De Afdeling oordeelde dat er in dit geval voldoende reden was om te betwijfelen of een afhaalbericht was achtergelaten door PostNL. De gemachtigde had geen bericht ontvangen en de rechtbank stuurde de uitspraak pas maanden na het verstrijken van de beroepstermijn opnieuw. De Afdeling weegt hier mee dat de maatschap binnen afzienbare tijd na de ontvangst van de uitspraak alsnog hoger beroep heeft ingesteld. De termijnoverschrijding werd daarom verschoonbaar geacht.

Uiteindelijk trok de maatschap alsnog aan het kortste eind. De Afdeling heeft het hoger beroep ongegrond verklaard.

Deze uitspraak illustreert dat de correcte bezorging van aangetekende post essentieel is voor de rechtszekerheid en dat het niet ontvangen van een afhaalbericht verstrekkende gevolgen kan hebben. Zo oordeelde de rechtbank Midden-Nederland op 29 augustus 2024 (ECLI:NL:RBMNE:2024:5208) dat het in algemene zin bekend is dat de bezorging van aangetekende post door PostNL niet altijd goed verloopt. Hierbij verwijst de rechtbank naar eigen ervaringen met de kwaliteit van de bezorging van aangetekende post door PostNL. De rechtbank oordeelde dat daarom niet te hoge eisen gesteld moeten worden aan de beoordeling van de vraag of een belanghebbende aannemelijk heeft gemaakt of bij het aangetekende verstuurde bericht geen afhaalbericht is achtergelaten.

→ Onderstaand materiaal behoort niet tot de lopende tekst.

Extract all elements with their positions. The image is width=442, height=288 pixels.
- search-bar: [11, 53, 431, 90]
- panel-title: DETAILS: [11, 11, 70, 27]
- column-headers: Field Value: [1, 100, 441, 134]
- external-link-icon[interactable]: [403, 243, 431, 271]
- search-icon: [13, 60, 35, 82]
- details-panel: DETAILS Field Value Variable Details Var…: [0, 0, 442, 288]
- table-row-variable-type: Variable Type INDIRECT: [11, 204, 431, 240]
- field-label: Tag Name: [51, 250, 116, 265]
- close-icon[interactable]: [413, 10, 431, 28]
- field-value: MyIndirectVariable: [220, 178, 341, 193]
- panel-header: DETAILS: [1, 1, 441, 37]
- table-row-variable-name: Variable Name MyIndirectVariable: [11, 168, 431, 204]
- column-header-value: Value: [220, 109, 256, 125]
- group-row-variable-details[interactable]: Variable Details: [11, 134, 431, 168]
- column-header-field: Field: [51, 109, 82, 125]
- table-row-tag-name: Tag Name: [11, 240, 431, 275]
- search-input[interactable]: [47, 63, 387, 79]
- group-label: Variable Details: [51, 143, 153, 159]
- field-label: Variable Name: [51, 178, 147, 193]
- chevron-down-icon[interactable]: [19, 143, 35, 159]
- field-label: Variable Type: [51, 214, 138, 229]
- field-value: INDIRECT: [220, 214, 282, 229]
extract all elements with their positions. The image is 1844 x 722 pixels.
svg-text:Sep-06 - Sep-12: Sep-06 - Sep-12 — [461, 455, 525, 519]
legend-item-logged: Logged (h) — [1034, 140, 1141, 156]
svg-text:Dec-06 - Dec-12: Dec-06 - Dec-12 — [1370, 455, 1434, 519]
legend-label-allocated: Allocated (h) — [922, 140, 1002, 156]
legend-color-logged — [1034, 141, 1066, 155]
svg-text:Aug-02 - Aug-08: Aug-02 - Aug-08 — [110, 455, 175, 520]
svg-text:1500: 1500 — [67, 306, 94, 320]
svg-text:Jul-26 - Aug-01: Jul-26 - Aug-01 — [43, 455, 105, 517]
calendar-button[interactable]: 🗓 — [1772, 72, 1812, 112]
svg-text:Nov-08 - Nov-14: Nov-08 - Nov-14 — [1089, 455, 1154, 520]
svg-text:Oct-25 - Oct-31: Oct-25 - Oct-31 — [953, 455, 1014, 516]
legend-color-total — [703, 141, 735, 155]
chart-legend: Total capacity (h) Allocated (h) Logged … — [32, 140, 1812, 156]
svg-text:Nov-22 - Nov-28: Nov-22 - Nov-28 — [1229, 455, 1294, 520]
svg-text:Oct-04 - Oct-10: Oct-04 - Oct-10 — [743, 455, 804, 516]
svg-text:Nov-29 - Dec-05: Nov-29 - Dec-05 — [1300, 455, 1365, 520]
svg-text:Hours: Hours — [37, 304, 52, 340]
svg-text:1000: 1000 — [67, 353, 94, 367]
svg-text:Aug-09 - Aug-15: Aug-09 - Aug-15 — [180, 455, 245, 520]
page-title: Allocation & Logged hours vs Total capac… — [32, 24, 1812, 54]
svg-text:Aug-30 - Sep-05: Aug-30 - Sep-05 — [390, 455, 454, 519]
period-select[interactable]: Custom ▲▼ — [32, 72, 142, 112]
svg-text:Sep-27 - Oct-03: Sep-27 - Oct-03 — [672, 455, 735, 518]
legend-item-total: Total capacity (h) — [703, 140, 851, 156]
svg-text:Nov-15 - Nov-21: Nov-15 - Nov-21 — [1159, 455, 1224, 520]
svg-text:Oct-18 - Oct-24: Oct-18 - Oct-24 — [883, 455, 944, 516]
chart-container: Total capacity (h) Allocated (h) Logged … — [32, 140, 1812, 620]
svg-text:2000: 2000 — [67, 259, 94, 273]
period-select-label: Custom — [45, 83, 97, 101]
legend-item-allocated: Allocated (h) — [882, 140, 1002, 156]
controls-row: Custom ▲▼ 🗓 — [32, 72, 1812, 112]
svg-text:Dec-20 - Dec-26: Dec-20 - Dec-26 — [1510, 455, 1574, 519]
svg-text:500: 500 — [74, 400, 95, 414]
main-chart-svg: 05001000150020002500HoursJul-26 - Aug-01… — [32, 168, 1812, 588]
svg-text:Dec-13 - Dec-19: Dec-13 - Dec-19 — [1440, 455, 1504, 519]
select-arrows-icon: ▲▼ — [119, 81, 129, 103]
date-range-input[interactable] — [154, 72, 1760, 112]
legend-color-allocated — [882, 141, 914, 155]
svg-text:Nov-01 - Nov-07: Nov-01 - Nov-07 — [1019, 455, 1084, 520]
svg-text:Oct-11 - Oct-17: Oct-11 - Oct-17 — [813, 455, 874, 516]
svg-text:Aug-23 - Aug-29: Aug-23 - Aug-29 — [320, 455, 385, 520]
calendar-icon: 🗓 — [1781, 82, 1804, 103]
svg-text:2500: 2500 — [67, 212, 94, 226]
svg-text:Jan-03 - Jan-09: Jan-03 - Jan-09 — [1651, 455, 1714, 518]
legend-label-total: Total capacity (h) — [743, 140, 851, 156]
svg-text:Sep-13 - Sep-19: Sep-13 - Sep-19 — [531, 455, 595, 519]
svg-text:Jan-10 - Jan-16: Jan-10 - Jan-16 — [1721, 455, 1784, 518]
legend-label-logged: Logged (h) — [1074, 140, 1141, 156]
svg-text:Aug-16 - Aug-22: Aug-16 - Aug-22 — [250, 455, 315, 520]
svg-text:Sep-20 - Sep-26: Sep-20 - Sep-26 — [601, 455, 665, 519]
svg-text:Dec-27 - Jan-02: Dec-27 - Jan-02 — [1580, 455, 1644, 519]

Hierbij lijkt de rechtbank ook aansluiting te hebben gezocht bij de uitspraak van de Centrale Raad van Beroep van 30 januari 2024 (ECLI:NL:CBB:2024:31) waarin het CBB heeft geoordeeld dat onder bijzondere omstandigheden sprake is van verschoonbare termijnoverschrijding.

ABRvS 2 oktober 2024, www.rechtspraak.nl: ECLI:NL:RVS:2024:3987.